A community that is not on the lake but has wells within the five-mile radius set by the judge is Hugo.
And White Bear’s neighbor to the north believes a cap on total water usage will impact economic development in the fast-growing area.
“The DNR is required to review all existing permits for compliance with sustainability standards,” said City Administrator Bryan Bear. “A statute discusses these standards but is anything but clear. If a permit is determined to be out of compliance with a standard, it will be downsized. Permits in this case are appropriation permits for using groundwater, so it’s talking about our drinking water supply. Our supply is going to be reviewed for a sustainability standard related to the lake. If it’s not met, our drinking water permit will be downsized.”
Bear told the City Council at a September meeting that staff disagrees with the judge’s conclusion.
“We believe scientific data does not support this conclusion,” he said. “We are unconvinced there is anything we can do to influence the level of the lake.”
Adding that the order does not apply directly to Hugo, Bear said the DNR may require the city to “do something.”
A conversion to surface water is another concern. The estimated cost to connect to St. Paul’s water system is $630 million, Bear said. “That is an unrealistic enterprise for a city the size of Hugo. It’s also technically impossible, because our jurisdictional boundaries do not extend to that system, so we would need to rely on others to deliver water to us.”

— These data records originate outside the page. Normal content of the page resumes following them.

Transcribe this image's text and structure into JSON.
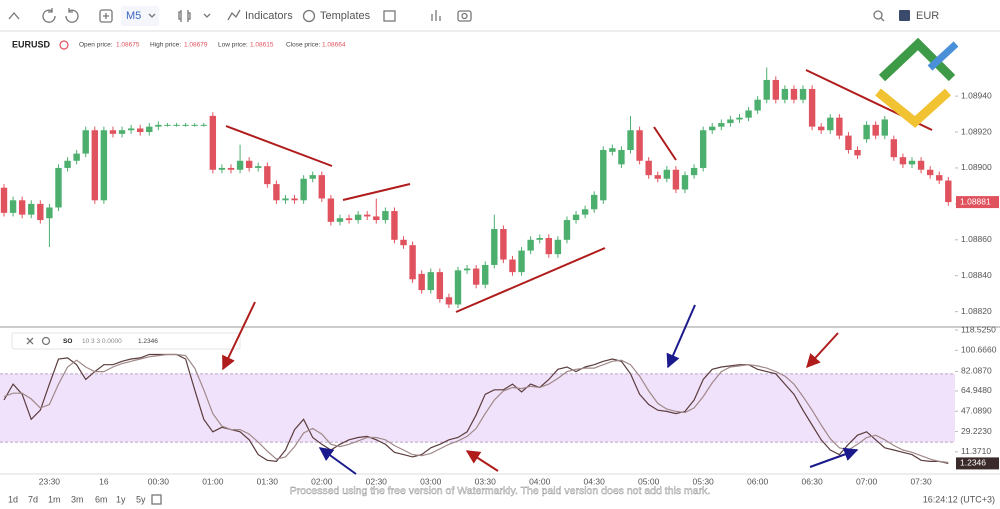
{
  "toolbar": {
    "timeframe": "M5",
    "indicators": "Indicators",
    "templates": "Templates",
    "account": "EUR"
  },
  "symbol_bar": {
    "symbol": "EURUSD",
    "prices": [
      {
        "label": "Open price:",
        "value": "1.08675"
      },
      {
        "label": "High price:",
        "value": "1.08679"
      },
      {
        "label": "Low price:",
        "value": "1.08615"
      },
      {
        "label": "Close price:",
        "value": "1.08664"
      }
    ]
  },
  "indicator_legend": {
    "name": "SO",
    "params": "10 3 3 0.0000",
    "value": "1.2346"
  },
  "chart_data": [
    {
      "type": "candlestick",
      "categories": [
        null,
        null,
        null,
        null,
        null,
        "23:30",
        null,
        null,
        null,
        null,
        null,
        "16",
        null,
        null,
        null,
        null,
        null,
        "00:30",
        null,
        null,
        null,
        null,
        null,
        "01:00",
        null,
        null,
        null,
        null,
        null,
        "01:30",
        null,
        null,
        null,
        null,
        null,
        "02:00",
        null,
        null,
        null,
        null,
        null,
        "02:30",
        null,
        null,
        null,
        null,
        null,
        "03:00",
        null,
        null,
        null,
        null,
        null,
        "03:30",
        null,
        null,
        null,
        null,
        null,
        "04:00",
        null,
        null,
        null,
        null,
        null,
        "04:30",
        null,
        null,
        null,
        null,
        null,
        "05:00",
        null,
        null,
        null,
        null,
        null,
        "05:30",
        null,
        null,
        null,
        null,
        null,
        "06:00",
        null,
        null,
        null,
        null,
        null,
        "06:30",
        null,
        null,
        null,
        null,
        null,
        "07:00",
        null,
        null,
        null,
        null,
        null,
        "07:30",
        null,
        null,
        null
      ],
      "open": [
        1.08889,
        1.08875,
        1.08882,
        1.08874,
        1.0888,
        1.08872,
        1.08878,
        1.089,
        1.08904,
        1.08908,
        1.08921,
        1.08882,
        1.08921,
        1.08919,
        1.08921,
        1.08922,
        1.0892,
        1.08923,
        1.08924,
        1.08924,
        1.08924,
        1.08924,
        1.08924,
        1.08929,
        1.08899,
        1.089,
        1.08899,
        1.08904,
        1.089,
        1.08901,
        1.08891,
        1.08882,
        1.08883,
        1.08882,
        1.08894,
        1.08896,
        1.08883,
        1.0887,
        1.08872,
        1.08871,
        1.08874,
        1.08873,
        1.08871,
        1.08876,
        1.0886,
        1.08857,
        1.08841,
        1.08832,
        1.08842,
        1.08828,
        1.08824,
        1.08843,
        1.08844,
        1.08835,
        1.08846,
        1.08866,
        1.08849,
        1.08842,
        1.08854,
        1.0886,
        1.08861,
        1.08852,
        1.0886,
        1.08871,
        1.08874,
        1.08877,
        1.08882,
        1.08909,
        1.08902,
        1.0891,
        1.08921,
        1.08904,
        1.08896,
        1.08894,
        1.08899,
        1.08888,
        1.08896,
        1.089,
        1.08921,
        1.08923,
        1.08925,
        1.08927,
        1.08928,
        1.08932,
        1.08938,
        1.08949,
        1.08938,
        1.08944,
        1.08938,
        1.08944,
        1.08923,
        1.08921,
        1.08928,
        1.08918,
        1.0891,
        1.08916,
        1.08924,
        1.08918,
        1.08916,
        1.08906,
        1.08902,
        1.08904,
        1.08899,
        1.08896,
        1.08893
      ],
      "high": [
        1.08891,
        1.08884,
        1.08884,
        1.08882,
        1.08882,
        1.0888,
        1.08902,
        1.08906,
        1.0891,
        1.08923,
        1.08923,
        1.08923,
        1.08923,
        1.08923,
        1.08924,
        1.08924,
        1.08925,
        1.08926,
        1.08925,
        1.08925,
        1.08925,
        1.08925,
        1.08925,
        1.08931,
        1.08902,
        1.08902,
        1.08913,
        1.08906,
        1.08903,
        1.08903,
        1.08893,
        1.08885,
        1.08885,
        1.08896,
        1.08898,
        1.08898,
        1.08885,
        1.08874,
        1.08874,
        1.08876,
        1.08876,
        1.08883,
        1.08878,
        1.08878,
        1.08862,
        1.08859,
        1.08843,
        1.08844,
        1.08844,
        1.0883,
        1.08845,
        1.08846,
        1.08846,
        1.08848,
        1.08874,
        1.08868,
        1.08851,
        1.08856,
        1.08862,
        1.08863,
        1.08863,
        1.08862,
        1.08873,
        1.08876,
        1.08879,
        1.08887,
        1.08912,
        1.08913,
        1.08912,
        1.08929,
        1.08923,
        1.08906,
        1.08898,
        1.08901,
        1.08901,
        1.08898,
        1.08902,
        1.08923,
        1.08925,
        1.08927,
        1.08929,
        1.0893,
        1.08934,
        1.0894,
        1.08956,
        1.08951,
        1.08946,
        1.08946,
        1.08946,
        1.08946,
        1.08925,
        1.0893,
        1.0893,
        1.0892,
        1.08912,
        1.08926,
        1.08926,
        1.08929,
        1.08918,
        1.08908,
        1.08906,
        1.08906,
        1.08901,
        1.08898,
        1.08895
      ],
      "low": [
        1.08873,
        1.08873,
        1.08872,
        1.08872,
        1.08869,
        1.08856,
        1.08876,
        1.08898,
        1.08902,
        1.08906,
        1.0888,
        1.0888,
        1.08917,
        1.08917,
        1.08919,
        1.08918,
        1.08918,
        1.08921,
        1.08923,
        1.08923,
        1.08923,
        1.08923,
        1.08923,
        1.08897,
        1.08897,
        1.08897,
        1.08897,
        1.08898,
        1.08898,
        1.08889,
        1.0888,
        1.0888,
        1.0888,
        1.0888,
        1.08892,
        1.08881,
        1.08868,
        1.08868,
        1.08869,
        1.08869,
        1.08871,
        1.08869,
        1.08869,
        1.08858,
        1.08855,
        1.08836,
        1.0883,
        1.0883,
        1.08825,
        1.08822,
        1.08822,
        1.08841,
        1.08833,
        1.08833,
        1.08844,
        1.08847,
        1.0884,
        1.0884,
        1.08852,
        1.08858,
        1.0885,
        1.0885,
        1.08858,
        1.08869,
        1.08872,
        1.08875,
        1.0888,
        1.08907,
        1.089,
        1.08908,
        1.08902,
        1.08894,
        1.08892,
        1.08892,
        1.08886,
        1.08886,
        1.08894,
        1.08898,
        1.08919,
        1.08921,
        1.08923,
        1.08925,
        1.08926,
        1.0893,
        1.08936,
        1.08936,
        1.08936,
        1.08936,
        1.08936,
        1.08921,
        1.08919,
        1.08919,
        1.08916,
        1.08908,
        1.08905,
        1.08914,
        1.08916,
        1.08916,
        1.08904,
        1.089,
        1.089,
        1.08897,
        1.08894,
        1.08891,
        1.08879
      ],
      "close": [
        1.08875,
        1.08882,
        1.08874,
        1.0888,
        1.08871,
        1.08878,
        1.089,
        1.08904,
        1.08908,
        1.08921,
        1.08882,
        1.08921,
        1.08919,
        1.08921,
        1.08922,
        1.0892,
        1.08923,
        1.08924,
        1.08924,
        1.08924,
        1.08924,
        1.08924,
        1.08924,
        1.08899,
        1.089,
        1.08899,
        1.08904,
        1.089,
        1.08901,
        1.08891,
        1.08882,
        1.08883,
        1.08882,
        1.08894,
        1.08896,
        1.08883,
        1.0887,
        1.08872,
        1.08871,
        1.08874,
        1.08873,
        1.08871,
        1.08876,
        1.0886,
        1.08857,
        1.08838,
        1.08832,
        1.08842,
        1.08827,
        1.08824,
        1.08843,
        1.08844,
        1.08835,
        1.08846,
        1.08866,
        1.08849,
        1.08842,
        1.08854,
        1.0886,
        1.08861,
        1.08852,
        1.0886,
        1.08871,
        1.08874,
        1.08877,
        1.08885,
        1.0891,
        1.08911,
        1.0891,
        1.08921,
        1.08904,
        1.08896,
        1.08894,
        1.08899,
        1.08888,
        1.08896,
        1.089,
        1.08921,
        1.08923,
        1.08925,
        1.08927,
        1.08928,
        1.08932,
        1.08938,
        1.08949,
        1.08938,
        1.08944,
        1.08938,
        1.08944,
        1.08923,
        1.08921,
        1.08928,
        1.08918,
        1.0891,
        1.08907,
        1.08924,
        1.08918,
        1.08927,
        1.08906,
        1.08902,
        1.08904,
        1.08899,
        1.08896,
        1.08893,
        1.08881
      ],
      "up_color": "#4caf6e",
      "down_color": "#e0525e",
      "ylim": [
        1.08812,
        1.08959
      ],
      "yticks": [
        {
          "value": 1.0882,
          "label": "1.08820"
        },
        {
          "value": 1.0884,
          "label": "1.08840"
        },
        {
          "value": 1.0886,
          "label": "1.08860"
        },
        {
          "value": 1.0888,
          "label": "1.08880"
        },
        {
          "value": 1.089,
          "label": "1.08900"
        },
        {
          "value": 1.0892,
          "label": "1.08920"
        },
        {
          "value": 1.0894,
          "label": "1.08940"
        }
      ],
      "current": {
        "value": 1.08881,
        "label": "1.08881"
      },
      "current_color": "#e0525e",
      "grid": false
    },
    {
      "type": "line",
      "series": [
        {
          "color": "#5b3d3d",
          "values": [
            57,
            71,
            62,
            40,
            48,
            71,
            93,
            94,
            88,
            75,
            82,
            88,
            88,
            91,
            93,
            94,
            97,
            97,
            97,
            97,
            93,
            66,
            40,
            29,
            33,
            31,
            29,
            22,
            9,
            4,
            3,
            13,
            31,
            40,
            24,
            18,
            13,
            18,
            22,
            24,
            25,
            22,
            18,
            11,
            9,
            7,
            9,
            15,
            18,
            22,
            24,
            29,
            44,
            62,
            66,
            66,
            71,
            64,
            71,
            68,
            75,
            84,
            86,
            82,
            86,
            88,
            91,
            93,
            91,
            80,
            62,
            53,
            48,
            47,
            45,
            47,
            57,
            75,
            84,
            86,
            87,
            88,
            88,
            84,
            82,
            80,
            71,
            62,
            48,
            35,
            22,
            13,
            9,
            18,
            26,
            29,
            22,
            15,
            13,
            11,
            9,
            4,
            3,
            3,
            1.2346
          ]
        },
        {
          "color": "#a08888",
          "values": [
            60,
            63,
            63,
            58,
            50,
            53,
            71,
            86,
            92,
            86,
            82,
            82,
            86,
            89,
            91,
            93,
            95,
            96,
            97,
            97,
            96,
            85,
            66,
            45,
            34,
            31,
            31,
            27,
            20,
            12,
            5,
            7,
            16,
            28,
            32,
            27,
            18,
            16,
            18,
            21,
            24,
            24,
            22,
            17,
            13,
            9,
            8,
            10,
            14,
            18,
            21,
            25,
            32,
            45,
            57,
            65,
            68,
            67,
            69,
            68,
            71,
            76,
            82,
            84,
            85,
            85,
            88,
            91,
            92,
            88,
            78,
            65,
            54,
            49,
            47,
            46,
            50,
            60,
            72,
            82,
            86,
            87,
            88,
            87,
            85,
            82,
            78,
            71,
            60,
            48,
            35,
            23,
            15,
            13,
            18,
            24,
            26,
            22,
            17,
            13,
            11,
            8,
            5,
            3,
            2
          ]
        }
      ],
      "levels": [
        20,
        80
      ],
      "band_color": "#f1e2fb",
      "level_color": "#b9a3c9",
      "ylim": [
        -8.08,
        120.3
      ],
      "yticks": [
        {
          "value": 11.371,
          "label": "11.3710"
        },
        {
          "value": 29.223,
          "label": "29.2230"
        },
        {
          "value": 47.089,
          "label": "47.0890"
        },
        {
          "value": 64.948,
          "label": "64.9480"
        },
        {
          "value": 82.087,
          "label": "82.0870"
        },
        {
          "value": 100.666,
          "label": "100.6660"
        },
        {
          "value": 118.525,
          "label": "118.5250"
        }
      ],
      "current": {
        "value": 1.2346,
        "label": "1.2346"
      },
      "current_color": "#3b2a2a",
      "grid": false
    }
  ],
  "ranges": [
    "1d",
    "7d",
    "1m",
    "3m",
    "6m",
    "1y",
    "5y"
  ],
  "clock": "16:24:12 (UTC+3)",
  "watermark": "Processed using the free version of Watermarkly. The paid version does not add this mark."
}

The city administrator called the order’s language “curious” and “difficult to interpret and enforce.”
Bear also told council the irrigation ban should be considered permanent. “The lake rarely goes over 924 feet,” he noted, adding the historical averages used to arrive at that number are irrelevant since the lake was augmented for decades and the outlet lowered twice.

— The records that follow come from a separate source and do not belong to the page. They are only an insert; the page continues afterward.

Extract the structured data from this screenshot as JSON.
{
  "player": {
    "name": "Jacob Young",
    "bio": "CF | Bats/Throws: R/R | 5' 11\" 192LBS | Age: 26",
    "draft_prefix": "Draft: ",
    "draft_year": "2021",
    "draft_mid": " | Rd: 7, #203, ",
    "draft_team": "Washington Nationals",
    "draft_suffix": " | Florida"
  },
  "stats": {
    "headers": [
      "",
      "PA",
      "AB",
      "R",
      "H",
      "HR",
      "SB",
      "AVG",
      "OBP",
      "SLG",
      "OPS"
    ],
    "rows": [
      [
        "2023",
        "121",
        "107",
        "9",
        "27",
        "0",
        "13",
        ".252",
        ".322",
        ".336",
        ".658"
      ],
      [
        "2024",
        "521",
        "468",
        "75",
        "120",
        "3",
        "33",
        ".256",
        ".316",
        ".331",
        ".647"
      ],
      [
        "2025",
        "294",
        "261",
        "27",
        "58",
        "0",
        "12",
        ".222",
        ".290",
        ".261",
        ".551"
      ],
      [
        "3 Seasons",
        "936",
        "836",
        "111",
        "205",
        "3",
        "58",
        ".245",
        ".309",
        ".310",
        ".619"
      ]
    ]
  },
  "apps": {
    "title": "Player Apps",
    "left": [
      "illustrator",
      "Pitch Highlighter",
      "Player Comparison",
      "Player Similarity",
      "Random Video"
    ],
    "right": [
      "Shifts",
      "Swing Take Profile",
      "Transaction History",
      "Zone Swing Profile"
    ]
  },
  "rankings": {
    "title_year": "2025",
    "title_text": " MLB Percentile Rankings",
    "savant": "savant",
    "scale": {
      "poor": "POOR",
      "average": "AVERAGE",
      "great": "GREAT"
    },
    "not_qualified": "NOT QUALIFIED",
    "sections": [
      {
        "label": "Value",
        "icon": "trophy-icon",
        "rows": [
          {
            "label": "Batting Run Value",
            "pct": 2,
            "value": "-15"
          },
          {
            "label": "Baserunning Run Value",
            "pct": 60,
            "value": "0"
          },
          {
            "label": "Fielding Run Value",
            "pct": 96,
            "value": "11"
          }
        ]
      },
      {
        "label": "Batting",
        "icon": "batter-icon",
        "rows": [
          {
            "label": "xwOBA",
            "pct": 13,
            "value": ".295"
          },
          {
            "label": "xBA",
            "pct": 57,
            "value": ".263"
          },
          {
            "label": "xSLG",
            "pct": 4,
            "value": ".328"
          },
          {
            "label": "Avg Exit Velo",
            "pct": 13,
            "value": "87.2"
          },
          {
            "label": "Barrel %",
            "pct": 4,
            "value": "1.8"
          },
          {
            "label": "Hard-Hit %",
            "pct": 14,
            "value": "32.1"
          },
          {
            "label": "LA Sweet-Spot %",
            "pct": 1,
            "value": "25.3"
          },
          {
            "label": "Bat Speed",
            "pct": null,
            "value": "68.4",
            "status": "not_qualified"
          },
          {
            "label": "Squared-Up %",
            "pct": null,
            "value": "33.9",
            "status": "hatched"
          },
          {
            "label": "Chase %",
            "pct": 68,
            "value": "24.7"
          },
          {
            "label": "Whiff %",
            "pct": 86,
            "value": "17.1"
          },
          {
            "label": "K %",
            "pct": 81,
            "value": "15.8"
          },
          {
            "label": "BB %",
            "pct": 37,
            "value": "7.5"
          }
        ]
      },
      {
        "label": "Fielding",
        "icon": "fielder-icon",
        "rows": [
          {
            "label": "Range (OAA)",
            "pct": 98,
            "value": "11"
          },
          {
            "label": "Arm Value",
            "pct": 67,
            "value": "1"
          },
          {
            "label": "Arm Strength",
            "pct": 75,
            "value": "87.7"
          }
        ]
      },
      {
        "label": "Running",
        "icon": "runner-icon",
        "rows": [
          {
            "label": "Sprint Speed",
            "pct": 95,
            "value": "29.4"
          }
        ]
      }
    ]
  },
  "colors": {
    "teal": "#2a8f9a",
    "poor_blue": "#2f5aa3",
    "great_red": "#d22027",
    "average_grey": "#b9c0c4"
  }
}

Hugo City Councilman Chuck Haas pointed out that the city met the conservation goal of 75 gallons per day long ago. “We are one of the last ones that need to worry,” he said. “Others will be screaming bloody murder when they can’t water their lawns.”
The DNR commissioner noted in the news release that the agency does believe some changes to water use may be needed and is working on a water model to better understand the impact of pumping from specific wells near White Bear Lake.
“The decisions we make must balance the needs of all Minnesota residents and businesses to ensure everyone has reliable access to clean, affordable water,” Landwehr said. “That important balance and the quality of life we all enjoy are at stake in this ruling, which merits a thorough review by the Minnesota Court of Appeals.”